Central Da Nang city licensed five FDI projects with capital of $8.3 million and seven domestic projects with $13 million in the first half of this year.
“The city’s investment activities in industrial development are yet to be successful,” Mr. Ho Ky Minh, Deputy Chairman of the Da Nang City People’s Committee, told a meeting on August 9. It has only attracted 12 projects in industry, mostly of small and medium size.
These projects have focused on sectors such as textiles, machinery and engineering, and food processing. Four have increased their capital by nearly $5.7 million, he added.
The city’s Gross Regional Domestic Product (GRDP) in the first half reached $1.1 billion, a year-on-year increase of 7.9 per cent. Annual growth has been targeted at 9-10 per cent.
According to a report from the Economics and Budget Board of the Da Nang City People’s Council, the city still has many shortcomings and limitations in economic development. After 20 years as a municipality its economy remains marked by micro and small enterprises. Few local enterprises record export turnover in excess of $100 million.
Production capacity and product competitiveness are low. The city has introduced a range of support policies, plans and programs but they have been largely ineffective. Only a small number of businesses have accessed these policies, plans and programs.
The report noted that the city’s Provincial Competitiveness Index (PCI), Public Administration Reform (PAR) Index, and Information and Communications Technology (ICT) Index have continually lead the country but efforts at attracting investment capital, especially foreign investment, are still unsatisfactory. The situation is not improving, as the first half saw declines in both the number of projects and registered capital.
There were 22 newly-licensed projects in the first half with total registered capital of just $10 million, while one project reduced its capital by $14.3 million. Total project numbers now stand at 409 with registered capital of $3.67 billion, of which less than 50 per cent has been disbursed.
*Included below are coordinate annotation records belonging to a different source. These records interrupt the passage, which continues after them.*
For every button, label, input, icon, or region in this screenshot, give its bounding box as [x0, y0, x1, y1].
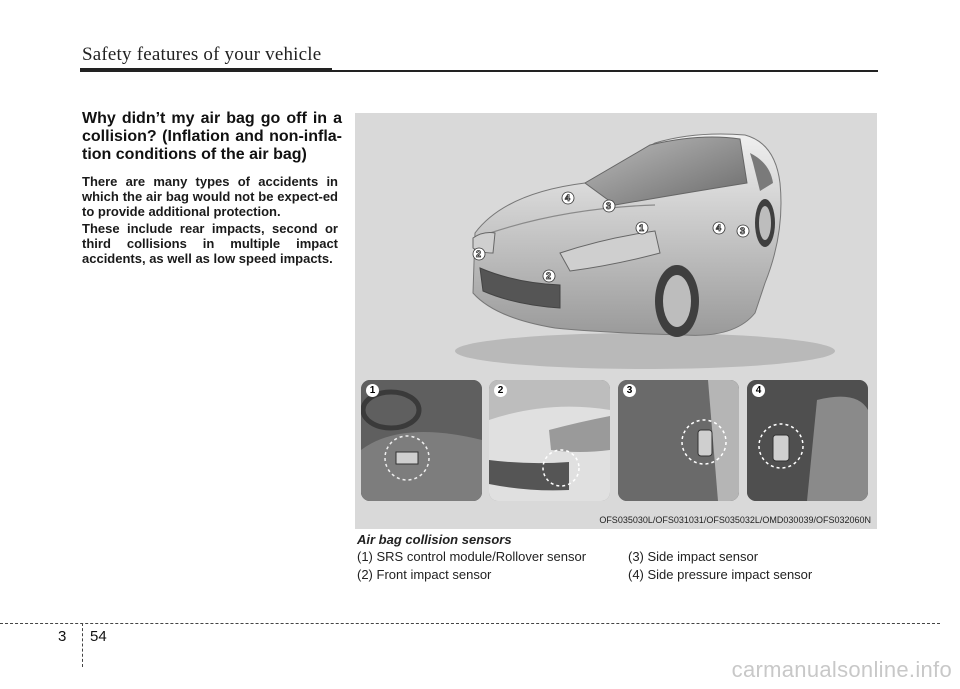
header-rule-thin — [332, 70, 878, 72]
inset-number-4: 4 — [752, 384, 765, 397]
header-rule-thick — [80, 68, 332, 72]
caption-item-2: (2) Front impact sensor — [357, 567, 492, 582]
figure-codes: OFS035030L/OFS031031/OFS035032L/OMD030039/OFS032060N — [599, 515, 871, 525]
inset-panel-4 — [747, 380, 868, 501]
callout-2a — [473, 248, 485, 260]
inset-number-3: 3 — [623, 384, 636, 397]
svg-text:2: 2 — [546, 271, 552, 281]
caption-title: Air bag collision sensors — [357, 532, 512, 547]
svg-text:3: 3 — [606, 201, 612, 211]
caption-item-1: (1) SRS control module/Rollover sensor — [357, 549, 587, 564]
inset-panel-3 — [618, 380, 739, 501]
inset-number-1: 1 — [366, 384, 379, 397]
callout-4a — [562, 192, 574, 204]
question-heading: Why didn’t my air bag go off in a collision? (Inflation and non-infla-tion conditions of the air bag) — [82, 110, 342, 163]
page-number: 54 — [90, 628, 107, 645]
figure-panel — [355, 113, 877, 529]
footer-dashed-rule — [0, 623, 940, 624]
svg-text:4: 4 — [716, 223, 722, 233]
inset-number-2: 2 — [494, 384, 507, 397]
svg-text:1: 1 — [639, 223, 645, 233]
paragraph-1: There are many types of accidents in which the air bag would not be expect-ed to provide additional protection. — [82, 174, 338, 219]
svg-text:4: 4 — [565, 193, 571, 203]
inset-panel-1 — [361, 380, 482, 501]
caption-item-4: (4) Side pressure impact sensor — [628, 567, 813, 582]
paragraph-2: These include rear impacts, second or third collisions in multiple impact accidents, as well as low speed impacts. — [82, 221, 338, 266]
section-number: 3 — [58, 628, 67, 645]
header-title: Safety features of your vehicle — [82, 44, 322, 65]
callout-4b — [713, 222, 725, 234]
svg-text:3: 3 — [740, 226, 746, 236]
car-illustration — [355, 113, 877, 378]
callout-1 — [636, 222, 648, 234]
watermark-text: carmanualsonline.info — [731, 657, 952, 682]
caption-item-3: (3) Side impact sensor — [628, 549, 759, 564]
callout-3b — [737, 225, 749, 237]
inset-panel-2 — [489, 380, 610, 501]
callout-2b — [543, 270, 555, 282]
callout-3a — [603, 200, 615, 212]
svg-text:2: 2 — [476, 249, 482, 259]
footer-vertical-rule — [82, 623, 83, 667]
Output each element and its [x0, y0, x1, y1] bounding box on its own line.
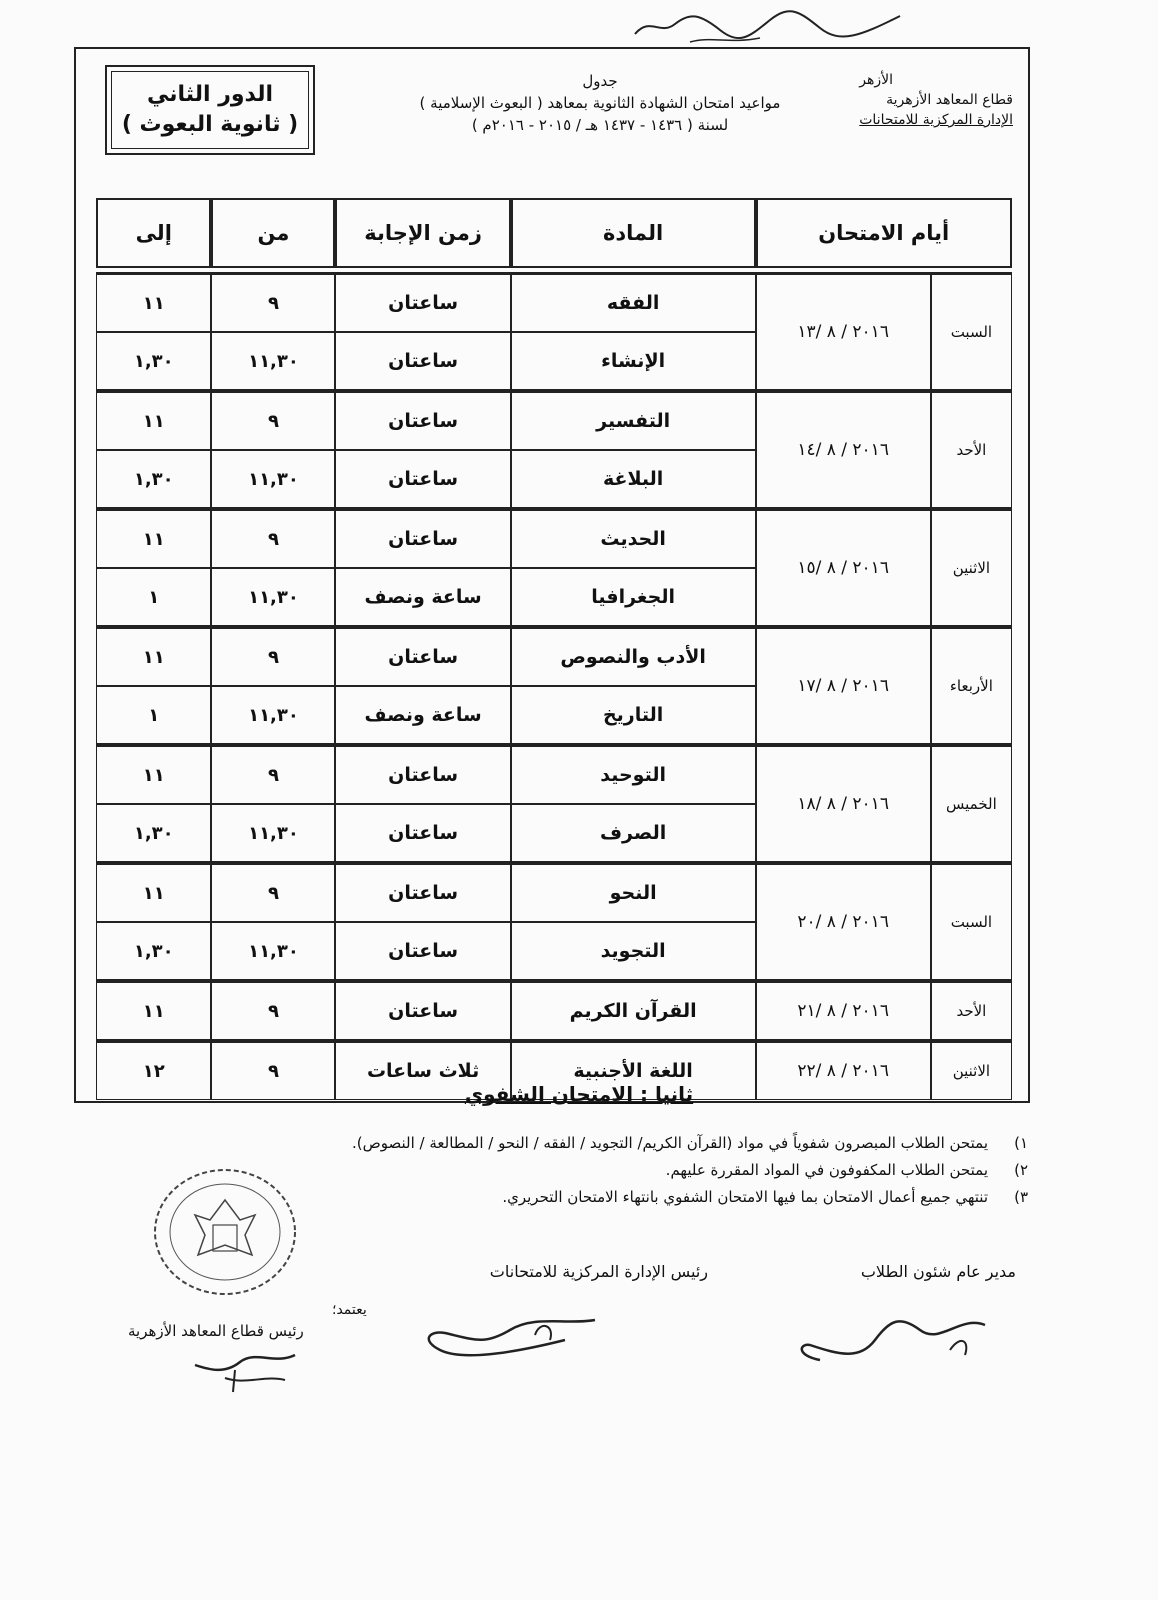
table-word: جدول [582, 72, 618, 90]
header-from: من [211, 198, 335, 268]
from-cell: ١١,٣٠ [211, 686, 335, 744]
to-cell: ١,٣٠ [96, 332, 211, 390]
subject-cell: القرآن الكريم [511, 980, 756, 1040]
day-cell: الأحد [931, 390, 1012, 508]
to-cell: ١١ [96, 390, 211, 450]
duration-cell: ساعة ونصف [335, 686, 510, 744]
signature-student-affairs [790, 1305, 990, 1365]
approved-label: يعتمد؛ [332, 1302, 367, 1318]
subject-cell: الصرف [511, 804, 756, 862]
table-row [96, 508, 1012, 568]
date-cell: ٢٠١٦ / ٨ /٢٠ [756, 862, 931, 980]
subject-cell: الحديث [511, 508, 756, 568]
date-cell: ٢٠١٦ / ٨ /١٨ [756, 744, 931, 862]
sector-label: قطاع المعاهد الأزهرية [886, 92, 1013, 108]
central-admin-title: رئيس الإدارة المركزية للامتحانات [489, 1262, 708, 1281]
list-number: ١) [1014, 1134, 1028, 1152]
to-cell: ١,٣٠ [96, 922, 211, 980]
subject-cell: التفسير [511, 390, 756, 450]
student-affairs-title: مدير عام شئون الطلاب [860, 1262, 1016, 1281]
from-cell: ١١,٣٠ [211, 450, 335, 508]
duration-cell: ساعتان [335, 272, 510, 332]
table-header-row [96, 198, 1012, 268]
subject-cell: التجويد [511, 922, 756, 980]
document-year: لسنة ( ١٤٣٦ - ١٤٣٧ هـ / ٢٠١٥ - ٢٠١٦م ) [471, 116, 729, 134]
to-cell: ١,٣٠ [96, 804, 211, 862]
sector-head-title: رئيس قطاع المعاهد الأزهرية [128, 1322, 304, 1340]
day-cell: الاثنين [931, 508, 1012, 626]
handwritten-note-scribble [630, 6, 910, 46]
to-cell: ١١ [96, 626, 211, 686]
list-number: ٢) [1014, 1161, 1028, 1179]
subject-cell: الفقه [511, 272, 756, 332]
official-seal-icon [150, 1165, 300, 1300]
from-cell: ٩ [211, 862, 335, 922]
from-cell: ٩ [211, 626, 335, 686]
date-cell: ٢٠١٦ / ٨ /١٥ [756, 508, 931, 626]
signature-central-admin [415, 1305, 605, 1365]
date-cell: ٢٠١٦ / ٨ /١٧ [756, 626, 931, 744]
azhar-label: الأزهر [859, 72, 893, 88]
day-cell: السبت [931, 862, 1012, 980]
day-cell: الاثنين [931, 1040, 1012, 1100]
header-days: أيام الامتحان [756, 198, 1013, 268]
duration-cell: ساعتان [335, 390, 510, 450]
subject-cell: اللغة الأجنبية [511, 1040, 756, 1100]
day-cell: الأحد [931, 980, 1012, 1040]
header-authority [859, 70, 1013, 130]
to-cell: ١ [96, 568, 211, 626]
subject-cell: الجغرافيا [511, 568, 756, 626]
from-cell: ٩ [211, 390, 335, 450]
from-cell: ١١,٣٠ [211, 804, 335, 862]
from-cell: ٩ [211, 272, 335, 332]
to-cell: ١١ [96, 862, 211, 922]
exam-schedule-table [96, 198, 1012, 1100]
to-cell: ١١ [96, 272, 211, 332]
duration-cell: ساعتان [335, 332, 510, 390]
to-cell: ١٢ [96, 1040, 211, 1100]
signature-sector-head [185, 1340, 305, 1395]
duration-cell: ساعتان [335, 804, 510, 862]
list-text: يمتحن الطلاب المكفوفون في المواد المقررة عليهم. [665, 1161, 988, 1179]
from-cell: ٩ [211, 508, 335, 568]
date-cell: ٢٠١٦ / ٨ /١٤ [756, 390, 931, 508]
date-cell: ٢٠١٦ / ٨ /٢٢ [756, 1040, 931, 1100]
subject-cell: التاريخ [511, 686, 756, 744]
to-cell: ١١ [96, 980, 211, 1040]
day-cell: الخميس [931, 744, 1012, 862]
document-title: مواعيد امتحان الشهادة الثانوية بمعاهد ( البعوث الإسلامية ) [419, 94, 781, 112]
duration-cell: ثلاث ساعات [335, 1040, 510, 1100]
table-row [96, 980, 1012, 1040]
day-cell: السبت [931, 272, 1012, 390]
list-item [128, 1130, 1028, 1157]
round-line-2: ( ثانوية البعوث ) [121, 112, 299, 137]
subject-cell: الأدب والنصوص [511, 626, 756, 686]
date-cell: ٢٠١٦ / ٨ /١٣ [756, 272, 931, 390]
to-cell: ١١ [96, 744, 211, 804]
header-subject: المادة [511, 198, 756, 268]
list-text: تنتهي جميع أعمال الامتحان بما فيها الامتحان الشفوي بانتهاء الامتحان التحريري. [502, 1188, 988, 1206]
to-cell: ١ [96, 686, 211, 744]
oral-exam-title: ثانيا : الامتحان الشفوي [464, 1082, 694, 1106]
list-number: ٣) [1014, 1188, 1028, 1206]
duration-cell: ساعتان [335, 980, 510, 1040]
from-cell: ١١,٣٠ [211, 332, 335, 390]
day-cell: الأربعاء [931, 626, 1012, 744]
duration-cell: ساعتان [335, 862, 510, 922]
round-box [105, 65, 315, 155]
table-row [96, 272, 1012, 332]
table-row [96, 626, 1012, 686]
table-row [96, 862, 1012, 922]
subject-cell: الإنشاء [511, 332, 756, 390]
duration-cell: ساعتان [335, 508, 510, 568]
duration-cell: ساعتان [335, 626, 510, 686]
header-title-block [365, 70, 835, 136]
admin-label: الإدارة المركزية للامتحانات [859, 112, 1013, 128]
subject-cell: التوحيد [511, 744, 756, 804]
table-row [96, 390, 1012, 450]
duration-cell: ساعتان [335, 744, 510, 804]
from-cell: ١١,٣٠ [211, 568, 335, 626]
duration-cell: ساعة ونصف [335, 568, 510, 626]
date-cell: ٢٠١٦ / ٨ /٢١ [756, 980, 931, 1040]
subject-cell: النحو [511, 862, 756, 922]
header-duration: زمن الإجابة [335, 198, 510, 268]
table-row [96, 744, 1012, 804]
subject-cell: البلاغة [511, 450, 756, 508]
from-cell: ٩ [211, 1040, 335, 1100]
from-cell: ٩ [211, 980, 335, 1040]
to-cell: ١١ [96, 508, 211, 568]
to-cell: ١,٣٠ [96, 450, 211, 508]
from-cell: ١١,٣٠ [211, 922, 335, 980]
list-text: يمتحن الطلاب المبصرون شفوياً في مواد (القرآن الكريم/ التجويد / الفقه / النحو / المطالعة / النصوص). [352, 1134, 988, 1152]
round-line-1: الدور الثاني [146, 82, 274, 107]
from-cell: ٩ [211, 744, 335, 804]
header-to: إلى [96, 198, 211, 268]
duration-cell: ساعتان [335, 922, 510, 980]
duration-cell: ساعتان [335, 450, 510, 508]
The figures reveal that most are small-scale projects.
Besides factors such as land, incentive policies, and human resources, there are many other causes behind the low investment attraction, particularly investment promotions being unfocused, coordination among relevant agencies being loose, information provided to investors being inconsistent, and administrative procedures still being time-consuming, the report said.
Regarding land management, public opinion has been raised about foreigners buying real estates via Vietnamese people. The issue is problematic for long-term management by authorities and the Economics and Budget Board proposed the city direct related authorities to control the situation.
The implementation of the pilot sale of social housing and land use rights auctions has been slow. The task of reviewing and retrieving coastal projects has been limited, with only one project withdrawn in 2015. Most delayed projects have now committed to an implementation schedule.